Google Employees Leaving Over Face Recognition

Google's project Maven

Do no harm.

This is a creed that Google said it would live by from its conception. Of course, times have changed, expectations for the company may have shifted, but the belief that Google should be putting this mantra into practice with everything they do is still prized among many, including the twelve employees that resigned and the now 4,000 employees that signed a petition urging Google CEO Sundar Pichai to pull out of AI military project, Maven.

Project Maven is a plan initiated by the US Department of Defense, whose goal is to harness the power of artificial intelligence within the US military. Essentially, the objective of the project is to fast-track the analysis of military footage captured by drones using AI to distinguish between humans and other objects.

The project seems innocent enough, but it’s not that simple.

Google Employee Pushback to Project Maven

Employees at Google worry that being involved in the business of war is a stepping stone to bigger, badder, and darker things. As mentioned earlier, 4,000 of the company’s 85,000 employees signed a petition with the hope to inspire Pichai to think twice about allowing the company to move in this seemingly belligerent direction.

The petition began after 12 employees actually resigned after learning that Google was crossing the threshold into war technology. It calls for the company to back out of Project Maven as well as draft a new policy that publicly states that it will not involve Google or any of its contractors in projects that encourage or support any kind of war effort. The employees signing the petition are relying on the fact that Google has never before involved itself in any activities that might support a war, setting a precedent that the employees do not wish to stray away from.

In 2015, employees and bloggers were successful in getting the company to reverse its policy on sexually explicit content on the blog, so this isn’t the only example for how employees have enacted change within the company, but this is the first time the company has seen employees actually resign in response to unwanted actions.

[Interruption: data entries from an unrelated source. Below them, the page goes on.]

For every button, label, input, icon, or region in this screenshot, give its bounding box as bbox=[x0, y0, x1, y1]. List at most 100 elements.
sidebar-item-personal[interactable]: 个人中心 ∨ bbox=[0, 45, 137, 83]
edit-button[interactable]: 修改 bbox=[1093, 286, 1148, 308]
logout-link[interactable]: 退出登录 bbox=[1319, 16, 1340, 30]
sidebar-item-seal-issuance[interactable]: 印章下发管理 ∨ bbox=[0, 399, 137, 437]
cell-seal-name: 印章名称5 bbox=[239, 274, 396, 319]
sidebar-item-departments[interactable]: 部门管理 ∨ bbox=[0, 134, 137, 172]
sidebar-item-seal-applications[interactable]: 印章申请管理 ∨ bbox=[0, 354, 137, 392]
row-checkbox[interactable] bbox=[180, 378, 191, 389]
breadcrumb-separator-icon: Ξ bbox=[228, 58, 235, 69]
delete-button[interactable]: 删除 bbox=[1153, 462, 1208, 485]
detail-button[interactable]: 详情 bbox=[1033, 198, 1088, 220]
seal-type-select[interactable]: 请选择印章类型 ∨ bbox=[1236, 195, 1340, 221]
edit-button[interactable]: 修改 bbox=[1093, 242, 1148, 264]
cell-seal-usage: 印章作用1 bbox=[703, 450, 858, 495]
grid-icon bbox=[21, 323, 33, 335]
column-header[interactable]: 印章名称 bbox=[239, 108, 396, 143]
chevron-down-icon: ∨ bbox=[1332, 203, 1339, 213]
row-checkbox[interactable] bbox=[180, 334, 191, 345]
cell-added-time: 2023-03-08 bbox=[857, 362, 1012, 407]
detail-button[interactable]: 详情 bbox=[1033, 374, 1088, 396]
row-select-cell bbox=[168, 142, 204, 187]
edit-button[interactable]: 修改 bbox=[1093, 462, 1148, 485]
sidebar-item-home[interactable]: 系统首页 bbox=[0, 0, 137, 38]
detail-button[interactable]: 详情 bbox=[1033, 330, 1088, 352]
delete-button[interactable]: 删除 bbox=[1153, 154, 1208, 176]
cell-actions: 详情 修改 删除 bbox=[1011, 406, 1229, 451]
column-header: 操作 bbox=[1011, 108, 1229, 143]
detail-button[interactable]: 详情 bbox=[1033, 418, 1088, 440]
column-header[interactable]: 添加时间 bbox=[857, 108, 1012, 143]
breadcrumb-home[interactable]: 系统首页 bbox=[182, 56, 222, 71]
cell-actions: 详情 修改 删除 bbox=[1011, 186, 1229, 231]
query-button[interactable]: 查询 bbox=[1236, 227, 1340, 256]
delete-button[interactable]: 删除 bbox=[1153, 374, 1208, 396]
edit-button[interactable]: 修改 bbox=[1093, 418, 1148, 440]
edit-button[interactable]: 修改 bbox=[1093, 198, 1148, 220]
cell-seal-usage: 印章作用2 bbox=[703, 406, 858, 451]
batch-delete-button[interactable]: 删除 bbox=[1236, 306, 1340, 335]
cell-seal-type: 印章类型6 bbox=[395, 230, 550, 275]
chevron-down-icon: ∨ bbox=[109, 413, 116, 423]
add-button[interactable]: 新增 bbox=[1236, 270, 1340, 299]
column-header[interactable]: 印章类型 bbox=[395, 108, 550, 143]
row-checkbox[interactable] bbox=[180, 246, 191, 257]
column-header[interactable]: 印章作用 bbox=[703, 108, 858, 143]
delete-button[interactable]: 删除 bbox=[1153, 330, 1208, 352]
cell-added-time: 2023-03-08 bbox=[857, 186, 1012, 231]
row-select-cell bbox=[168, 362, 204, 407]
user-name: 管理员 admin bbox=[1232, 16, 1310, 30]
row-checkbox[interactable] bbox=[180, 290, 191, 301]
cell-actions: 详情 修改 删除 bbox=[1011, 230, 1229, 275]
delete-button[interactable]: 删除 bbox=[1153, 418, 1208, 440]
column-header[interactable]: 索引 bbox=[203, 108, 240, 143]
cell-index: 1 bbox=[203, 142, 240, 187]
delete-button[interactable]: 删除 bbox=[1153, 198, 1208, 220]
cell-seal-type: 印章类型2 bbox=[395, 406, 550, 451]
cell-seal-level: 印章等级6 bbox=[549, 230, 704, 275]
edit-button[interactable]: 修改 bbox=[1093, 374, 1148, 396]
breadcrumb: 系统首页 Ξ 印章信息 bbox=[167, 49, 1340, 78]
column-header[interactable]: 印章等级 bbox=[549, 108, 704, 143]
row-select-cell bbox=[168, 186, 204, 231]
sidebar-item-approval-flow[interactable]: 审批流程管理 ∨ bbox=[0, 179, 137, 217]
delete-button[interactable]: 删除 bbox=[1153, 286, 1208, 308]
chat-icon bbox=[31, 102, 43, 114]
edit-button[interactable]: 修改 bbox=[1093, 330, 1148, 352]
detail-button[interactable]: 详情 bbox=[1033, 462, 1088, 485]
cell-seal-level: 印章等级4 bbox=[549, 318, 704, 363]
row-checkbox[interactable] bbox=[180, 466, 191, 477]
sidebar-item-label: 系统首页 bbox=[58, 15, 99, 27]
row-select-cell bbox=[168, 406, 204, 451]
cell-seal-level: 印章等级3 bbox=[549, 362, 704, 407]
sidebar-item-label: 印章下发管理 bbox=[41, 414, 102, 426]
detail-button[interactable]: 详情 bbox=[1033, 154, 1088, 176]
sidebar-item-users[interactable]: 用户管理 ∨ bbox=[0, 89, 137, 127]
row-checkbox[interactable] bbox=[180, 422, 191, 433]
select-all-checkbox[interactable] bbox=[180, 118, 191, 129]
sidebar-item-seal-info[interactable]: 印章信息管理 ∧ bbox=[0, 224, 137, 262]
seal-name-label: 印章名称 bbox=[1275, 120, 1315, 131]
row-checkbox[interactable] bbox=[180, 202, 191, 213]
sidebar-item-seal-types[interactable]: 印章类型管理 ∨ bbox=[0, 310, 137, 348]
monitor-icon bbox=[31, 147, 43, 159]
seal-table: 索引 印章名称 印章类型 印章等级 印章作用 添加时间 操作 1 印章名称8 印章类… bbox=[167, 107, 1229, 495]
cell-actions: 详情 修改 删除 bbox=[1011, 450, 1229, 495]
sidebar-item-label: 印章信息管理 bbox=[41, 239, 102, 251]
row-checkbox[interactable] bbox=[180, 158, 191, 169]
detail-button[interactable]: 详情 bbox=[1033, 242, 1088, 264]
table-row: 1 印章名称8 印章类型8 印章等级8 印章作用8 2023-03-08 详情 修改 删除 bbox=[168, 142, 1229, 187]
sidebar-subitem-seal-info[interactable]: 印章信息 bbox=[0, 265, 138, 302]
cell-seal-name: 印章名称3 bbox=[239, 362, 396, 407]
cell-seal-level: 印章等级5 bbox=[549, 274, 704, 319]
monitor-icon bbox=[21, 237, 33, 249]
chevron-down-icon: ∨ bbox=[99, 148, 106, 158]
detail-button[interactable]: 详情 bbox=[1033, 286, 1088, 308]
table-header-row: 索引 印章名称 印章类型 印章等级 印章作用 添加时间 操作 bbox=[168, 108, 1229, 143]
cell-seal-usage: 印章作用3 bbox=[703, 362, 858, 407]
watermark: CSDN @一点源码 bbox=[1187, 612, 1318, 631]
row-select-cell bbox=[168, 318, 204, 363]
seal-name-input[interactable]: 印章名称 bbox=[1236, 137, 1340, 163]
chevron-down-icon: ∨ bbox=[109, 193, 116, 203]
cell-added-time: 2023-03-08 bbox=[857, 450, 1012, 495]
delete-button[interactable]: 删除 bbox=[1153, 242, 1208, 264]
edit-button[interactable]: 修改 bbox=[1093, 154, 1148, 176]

Google’s employees aren’t the only ones who are hoping that Pichai and the company terminate their relationship with the US military and Project Maven. Scholars and academics alike, along with some important top executives at other companies, wrote an open letter to Google CEO Sundar Pichai, CEO of Alphabet Inc. Larry Page, and CEO of Google Cloud Diane Greene, expressing their support for the former employees and those who drafted and signed the petition. The letter urged Google to join others in the field in calling for an international treaty prohibiting autonomous weapon systems.

Google’s Response to Project Maven Protests

Though Google has yet to stop work on the current Project Maven contract, Google Cloud CEO Diane Greene announced in a closed meeting with employees in late May that it would not renew the contract with the Department of Defense. This was confirmed officially in a post by Greene on June 7th.

That same day, Pichai published new principles guiding Google’s AI work. The guidelines are a good step in the right direction, but are worryingly subjective. For example, in the first principle, “Be socially beneficial,” includes a description saying “we will take into account a broad range of social and economic factors, and will proceed where we believe that the overall likely benefits substantially exceed the foreseeable risks and downsides.” That all sounds well and good, but the ultimate cost-benefit analysis is in Google’s hands alone. Devin Coldewey of TechCrunch has don’t a solid job outlining the concerns with Google’s new AI guidelines.

In the end, the employees protests have leveraged some changes, but Google’s response hasn’t been as decisive as the employee-activists and academic community had hoped. These actions fall short of the request to halt work on Project Maven and the guidelines outlined by Pichai don’t explicitly bar the company from engaging in military projects moving forward.

Why Is Artificial Intelligence Regulation for Military Important?

The thing about AI is that, at least at this point, the responsibility falls completely on us. We create the technology, design the algorithms, and even tell the programs what to focus on to facilitate machine learning. If all the government wants to do with the technology is use it to expedite their photo recognition process, that’s all it will do. The fear, however, is that this is simply the first step down a dangerous and slippery path to weaponizing AI and Google becoming a name that is synonymous with violence. This is why the employees have decided to fight against the company and its policies. Once the process begins, it’s so much harder to pull out.

In 1899, the most powerful states in the world signed a treaty that banned military use of aircraft. The reason for this was the world’s leaders recognized the potential destructive power of such military equipment. After five years, the treaty was allowed to expire and war as we know it began. Weaponized aircraft saw the slaughter that would become World War I.

Experts see a similar story forming in regard to artificial intelligence.

If we don’t put permanent safeguards in place, we are looking at a ridiculously high probability that AI will change the face of war as we know it—and not necessarily for the better. AI could be as transformative as nuclear weapons. When it comes to war, we need not only look at the potential influences that AI might have now, but more importantly what impact it may have on the future.

Should AI be banned for military use? What nuance is critical here, in your opinion?